The drawings are all for explaining a portable image forming apparatus according to an embodiment of the present invention. FIG. 1 is a perspective view showing a usage mode of the image forming apparatus, and FIGS. 2 and 3 are the image forming apparatus. FIG. 4 is a perspective view of the image reading portion, FIG. 5 is a perspective view of the writing head portion, FIG. 6 is an explanatory view showing the positional relationship of the thermal head, and FIG. A perspective view showing a modified example of the head portion,
8 is an exploded perspective view of the ribbon set, FIG. 9 is a control circuit block diagram, FIG. 10 is a timing chart showing the relationship between the output signal of the reading encoder and the on / off operation of the exposure power supply, and FIG. Flow chart of main routine, Fig. 12 is flow chart of reading width check subroutine, Fig. 13 is flow chart of battery check subroutine, Fig. 14 is flow chart of memory check subroutine, Fig. 15 is repeat switch check subroutine. 16 is a flow chart of the clear switch subroutine, FIG. 17 is a flow chart of the interrupt 1 subroutine, and FIG. 18 is a flow chart of the interrupt 2 subroutine. 2 ... Case body, 3 ... Image reading unit, 4 ... Image writing unit, 5 ... Control unit, 8 ... Reading width designation slide switch, 14 ... Exposure light source, 51 ... Original surface, 16 ...
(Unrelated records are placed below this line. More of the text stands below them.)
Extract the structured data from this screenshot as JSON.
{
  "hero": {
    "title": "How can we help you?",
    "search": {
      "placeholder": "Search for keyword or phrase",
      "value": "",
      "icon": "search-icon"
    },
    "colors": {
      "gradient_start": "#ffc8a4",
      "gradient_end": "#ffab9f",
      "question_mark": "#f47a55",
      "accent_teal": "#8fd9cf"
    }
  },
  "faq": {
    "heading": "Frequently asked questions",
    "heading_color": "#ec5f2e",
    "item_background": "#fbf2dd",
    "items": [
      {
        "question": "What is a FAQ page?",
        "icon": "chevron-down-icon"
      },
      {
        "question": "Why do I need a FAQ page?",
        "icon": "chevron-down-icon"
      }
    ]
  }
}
… Lens, 17… Photoelectric conversion element, 19… First encoder, 20… First rotation detector, 21… Reading frame, 24… Thermal head, 26… Second encoder, 27
...... Second rotation detector, 28 ...... writing part frame, 30 ...
… Printing ribbon, 30A …… Used printing ribbon, 30B …… Unused printing ribbon, 33 …… Cassette, 45 …… Ribbon storage part, 45A …… Used ribbon storage part, 45B …… Unused ribbon storage part, 49 …… Moveable plate, 51 …… Transparent plate, 61 …… RAM for data memory, 66 …… Reading width 4mm line, 67 …… Reading width 5mm line, 68 …… Reading width 6mm line, 70…
… Reading width 7mm line, 70… reading upper index line.

Claims (2)

[Claims] 1. An image forming apparatus for forming an image using a print ribbon, wherein a transparent window is provided in a part of a casing for accommodating an unused print ribbon and a used print ribbon in one chamber. A moving member is interposed between the used printing ribbon and the used printing ribbon, and the unused amount of the printing ribbon can be seen through the transparent window depending on the position of the moving member in the casing. An image forming apparatus characterized in that 2. In the claim (1),
An image forming apparatus, wherein the color of the moving member is different from the color of the print ribbon.